In recent years, the medical community has begun to coalesce around a powerful new way of looking at added sugar: as perhaps the number one most significant health threat in America. What exactly is "added sugar," and why do experts suddenly believe that it's the Freddy Kreuger of nutrition? Read on to find out!

The Deal With Added Sugar: When they talk about "added sugar," health experts aren't talking about the stuff that we consume from eating whole foods. "Added sugars are sugars that are contributed during the processing or preparation of foods and beverages," says Rachel K. Johnson, PhD, RD, professor of nutrition at The University of Vermont. Lactose, the sugar naturally found in milk and dairy products, and naturally occurring fructose, the sugar that appears in fruit, don't count. Ingredients that are used in foods to provide added sweetness and calories, from the much-maligned high fructose corn syrup to healthier-sounding ones like agave, date syrup, cane sugar, and honey, are all considered added sugars.

That's because naturally occurring sugars, like what you find in an apple, come with their own balanced health posse—fiber and micronutrients, which slows the digestion of the sugar and prevents it from spiking insulin response and damaging your liver, two serious side effects of added sugar.

Fortunately, giving up added sugar has been shown to have several dramatic and rapid impacts on your health. In a newly released study, children who cut added sugars from their diets for just 9 days showed dramatic improvements in cholesterol and blood sugar levels.

On the flip side, adding sugar to your diet can quickly put your health into a spiral: people who consumed beverages containing high fructose corn syrup for 2 weeks significantly increased their levels of triglycerides and LDL cholesterol (the unfavorable kind), plus two proteins associated with elevated cholesterols and another compound, uric acid, that's associated with diabetes and gout—this comes from a 2015 study in the American Journal of Clinical Nutrition.

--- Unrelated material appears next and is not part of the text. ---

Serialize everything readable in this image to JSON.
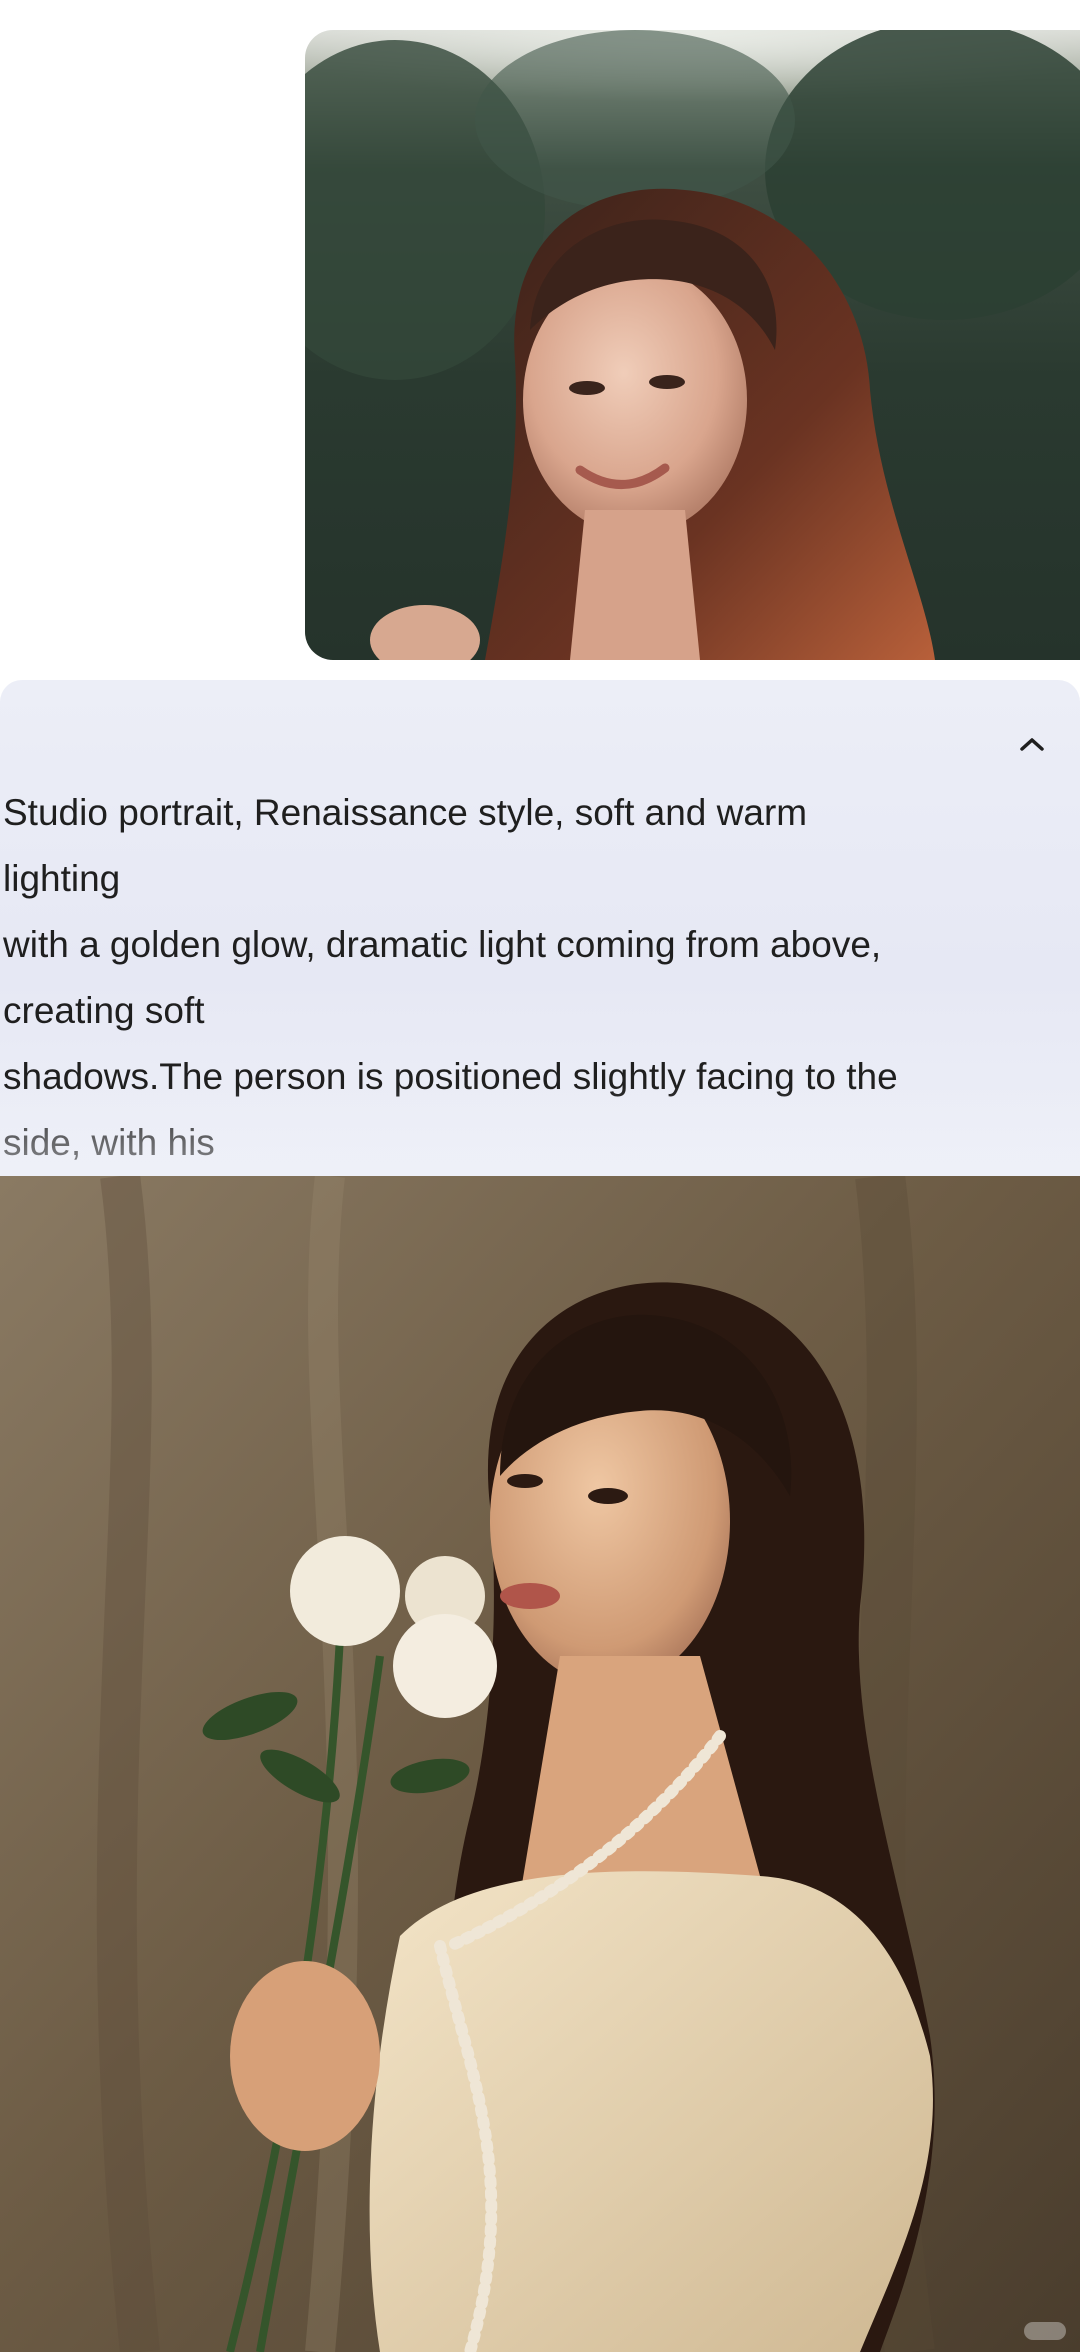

In fact, in a 2014 editorial in the journal JAMA Internal Medicine, the authors made a bold statement: "Too much sugar does not only make us fat; it can also make us sick.
The editors of Eat This, Not That! took a look at the most recent research and discovered just how much harm added sugars are doing to us:


Your Belly--Added Sugar Causes Your Body To Store Fat Around Your Gut: Within 24 hours of eating fructose, your body is flooded with elevated levels of triglycerides. Does that sound bad? It is.

Triglycerides are the fatty deposits in your blood. Your liver makes them because they're essential for building and repairing the tissues in your body. But, when it's hit with high doses of fructose, the liver responds by pumping out more triglycerides; that's a signal to your body that it's time to store some abdominal fat. In one study, researchers fed subjects beverages sweetened with either glucose or fructose. Both gained the same amount of weight over the next 8 weeks, but the fructose group gained its weight primarily as belly fat, thanks to the way this type of sugar is processed in the liver.

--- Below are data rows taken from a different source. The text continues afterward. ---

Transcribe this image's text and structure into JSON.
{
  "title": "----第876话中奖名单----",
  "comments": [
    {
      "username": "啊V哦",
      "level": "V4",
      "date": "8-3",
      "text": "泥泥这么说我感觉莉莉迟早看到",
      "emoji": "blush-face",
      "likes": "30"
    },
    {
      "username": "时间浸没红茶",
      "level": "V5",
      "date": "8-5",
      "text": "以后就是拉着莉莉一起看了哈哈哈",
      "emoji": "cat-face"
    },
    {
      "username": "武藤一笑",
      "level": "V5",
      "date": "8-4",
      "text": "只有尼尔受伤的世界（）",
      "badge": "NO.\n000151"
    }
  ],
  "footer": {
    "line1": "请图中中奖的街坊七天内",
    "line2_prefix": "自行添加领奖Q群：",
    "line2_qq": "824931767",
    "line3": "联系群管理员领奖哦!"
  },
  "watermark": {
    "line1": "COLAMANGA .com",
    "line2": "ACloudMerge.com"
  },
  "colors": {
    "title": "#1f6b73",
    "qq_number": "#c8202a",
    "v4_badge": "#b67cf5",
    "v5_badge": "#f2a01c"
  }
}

What's unique to fructose is that it seems to be a universal obesogen—in other words, every creature that eats it gains weight. Princeton researchers recently found that high-fructose corn syrup seemed to have a unique impact on weight in their animal studies. "When rats are drinking high-fructose corn syrup at levels well below those in soda pop, they're becoming obese—every single one, across the board," psychology professor Bart Hoebel, a specialist in appetite and sugar addiction, said in a report from the university. "Even when rats are fed a high-fat diet, you don't see this; they don't all gain weight." Fructose is the freak show of fat.

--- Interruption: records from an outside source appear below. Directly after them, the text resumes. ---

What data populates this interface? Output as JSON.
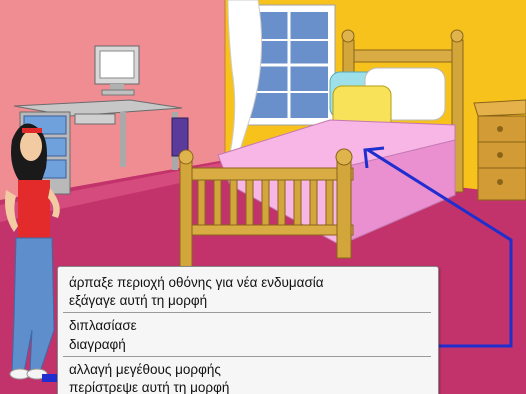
{
  "scene": {
    "description_icons": [
      "computer-monitor-icon",
      "desk-icon",
      "bed-icon",
      "window-icon",
      "nightstand-icon",
      "character-sprite",
      "arrow-pointer"
    ]
  },
  "context_menu": {
    "items": [
      {
        "label": "άρπαξε περιοχή οθόνης για νέα ενδυμασία"
      },
      {
        "label": "εξάγαγε αυτή τη μορφή"
      },
      {
        "label": "διπλασίασε"
      },
      {
        "label": "διαγραφή"
      },
      {
        "label": "αλλαγή μεγέθους μορφής"
      },
      {
        "label": "περίστρεψε αυτή τη μορφή"
      }
    ]
  },
  "colors": {
    "left_wall": "#ef8d93",
    "back_wall": "#f7c21c",
    "floor": "#c2336b",
    "arrow": "#1f2ecf",
    "menu_bg": "#f6f6f6"
  }
}
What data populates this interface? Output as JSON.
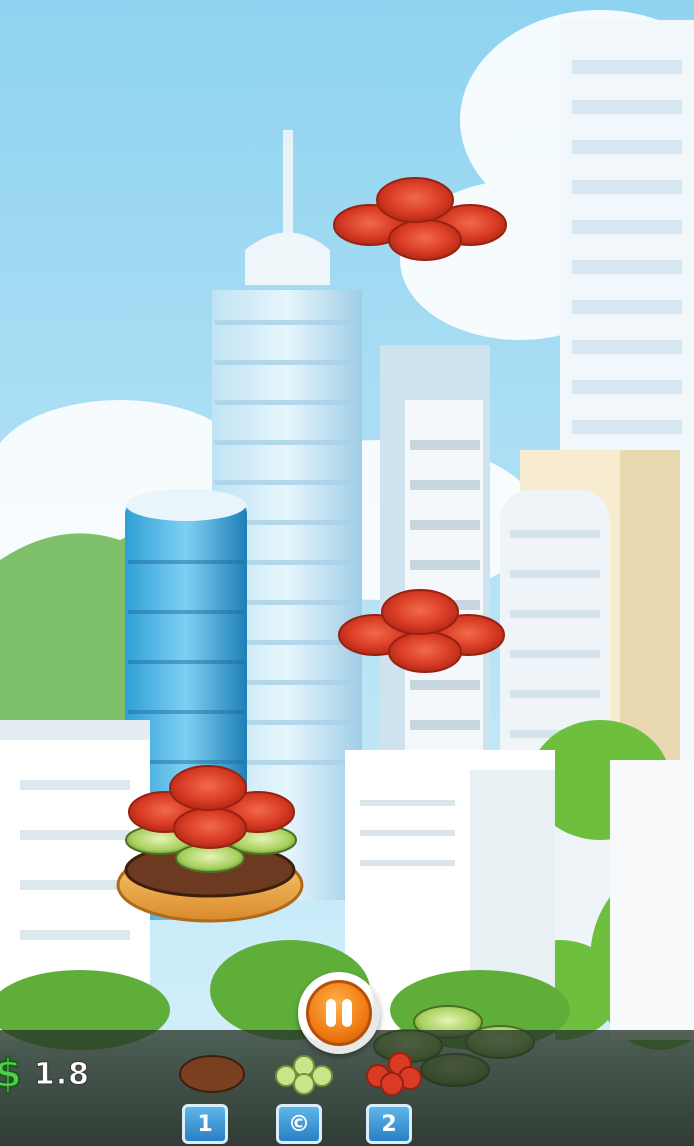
{
  "hud": {
    "currency_symbol": "$",
    "money": "1.8",
    "pause_icon": "pause-icon"
  },
  "ingredient_buttons": [
    {
      "name": "patty",
      "label": "1"
    },
    {
      "name": "pickles",
      "label": "©"
    },
    {
      "name": "tomatoes",
      "label": "2"
    }
  ],
  "colors": {
    "sky": "#bfe6f5",
    "money_green": "#4fd04a",
    "pause_orange": "#f07a12",
    "button_blue": "#2a7fc4",
    "tomato": "#d93b25",
    "pickle": "#a7cf5e",
    "bun": "#f2b04a",
    "patty": "#6b3a20"
  }
}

Your Blood Sugar--Added Sugar Is The #1 Factor In Your Risk Of Dying From Diabetes: The link between increased sugar and diabetes risk is right up there with "smoking causes lung cancer" on the list of immutable medical truths— despite what soda manufacturers are trying to tell us. Researchers at the Mayo Clinic have come right out and said that added fructose—either as a constituent of table sugar or as the main component of high-fructose corn syrup—may be the number one cause of diabetes, and that cutting sugar alone could translate into a reduced number of diabetes deaths the world over.